When he kicked a grapefruit-sized stone, he didn’t even wince, he just bent over, picked it up, and carried it with us.
“What’s that for?”
“What do you think, asshole?”
I decided not to guess.
Eventually we hit an open spot. I wouldn’t exactly call it a clearing, more like the overgrown remains of a farmstead and the fieldstone foundation of the main house. All that remained of one corner of the house was a single boulder with a tree growing from under it, snaking around before heading skyward. The tree left a little cranny at the base of the stone, just big enough for a small mammal to nest in.
Booth put his foot on the boulder, tugged the chain up and started slamming it with the rock he’d been carrying. His blows were slow, powerful, reminding me how easily he could crush my skull. Not the chain, though. Six or seven strikes later, he was getting winded, the rock had impact streaks, and the chain stayed shiny and new.

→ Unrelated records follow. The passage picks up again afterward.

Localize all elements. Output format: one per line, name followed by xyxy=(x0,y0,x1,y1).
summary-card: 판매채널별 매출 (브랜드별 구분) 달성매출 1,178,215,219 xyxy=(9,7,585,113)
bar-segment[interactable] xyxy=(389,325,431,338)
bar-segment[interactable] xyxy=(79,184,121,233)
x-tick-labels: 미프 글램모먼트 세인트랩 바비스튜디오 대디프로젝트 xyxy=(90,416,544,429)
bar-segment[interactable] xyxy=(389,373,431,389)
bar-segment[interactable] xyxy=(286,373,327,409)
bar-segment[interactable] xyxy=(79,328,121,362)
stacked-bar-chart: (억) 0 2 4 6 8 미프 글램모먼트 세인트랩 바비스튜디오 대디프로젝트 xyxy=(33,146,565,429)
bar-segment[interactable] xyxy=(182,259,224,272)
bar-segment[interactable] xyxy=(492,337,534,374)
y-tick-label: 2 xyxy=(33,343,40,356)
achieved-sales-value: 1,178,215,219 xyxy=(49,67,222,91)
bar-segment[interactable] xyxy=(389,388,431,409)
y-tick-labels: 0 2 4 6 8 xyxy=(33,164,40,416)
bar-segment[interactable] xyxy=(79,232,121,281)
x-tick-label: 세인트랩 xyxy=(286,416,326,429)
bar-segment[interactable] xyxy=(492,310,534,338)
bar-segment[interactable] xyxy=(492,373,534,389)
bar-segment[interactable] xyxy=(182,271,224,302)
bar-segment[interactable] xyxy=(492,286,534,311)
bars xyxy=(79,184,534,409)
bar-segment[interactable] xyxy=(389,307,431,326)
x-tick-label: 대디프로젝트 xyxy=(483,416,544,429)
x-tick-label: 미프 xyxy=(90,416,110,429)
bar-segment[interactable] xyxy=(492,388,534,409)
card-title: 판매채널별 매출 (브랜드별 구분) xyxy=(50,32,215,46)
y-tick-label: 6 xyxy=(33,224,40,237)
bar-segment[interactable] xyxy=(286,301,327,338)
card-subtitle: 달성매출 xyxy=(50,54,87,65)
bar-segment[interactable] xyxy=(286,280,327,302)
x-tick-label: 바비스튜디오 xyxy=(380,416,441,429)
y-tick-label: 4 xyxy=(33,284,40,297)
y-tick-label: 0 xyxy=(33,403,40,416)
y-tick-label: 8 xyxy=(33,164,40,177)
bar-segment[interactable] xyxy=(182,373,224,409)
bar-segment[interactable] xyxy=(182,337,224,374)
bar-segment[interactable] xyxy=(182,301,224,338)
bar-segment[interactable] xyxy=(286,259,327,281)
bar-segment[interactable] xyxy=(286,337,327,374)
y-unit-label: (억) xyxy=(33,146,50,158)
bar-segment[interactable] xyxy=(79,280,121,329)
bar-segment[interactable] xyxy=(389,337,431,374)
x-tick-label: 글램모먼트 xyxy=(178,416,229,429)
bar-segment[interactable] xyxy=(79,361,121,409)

I sat on the other side of the boulder and watched. He kept at it, growling, screaming, slamming, a King Canute commanding the ocean to recede. His sweaty grunts were no longer a danger, and kind of small compared to the woods. The absurdity of it was peaceful in a way. A couple of squirrels watched, too, taking us for nuts, wondering if we were too big to stuff into their nests for the winter.
Bored after a while, I picked at my cracked, yellowed nails, hoping I wouldn’t accidentally tug one off. After a longer while, Booth, red-faced and sweating, looked like his heart would burst. The sky was still glowing but our surroundings were dimmer.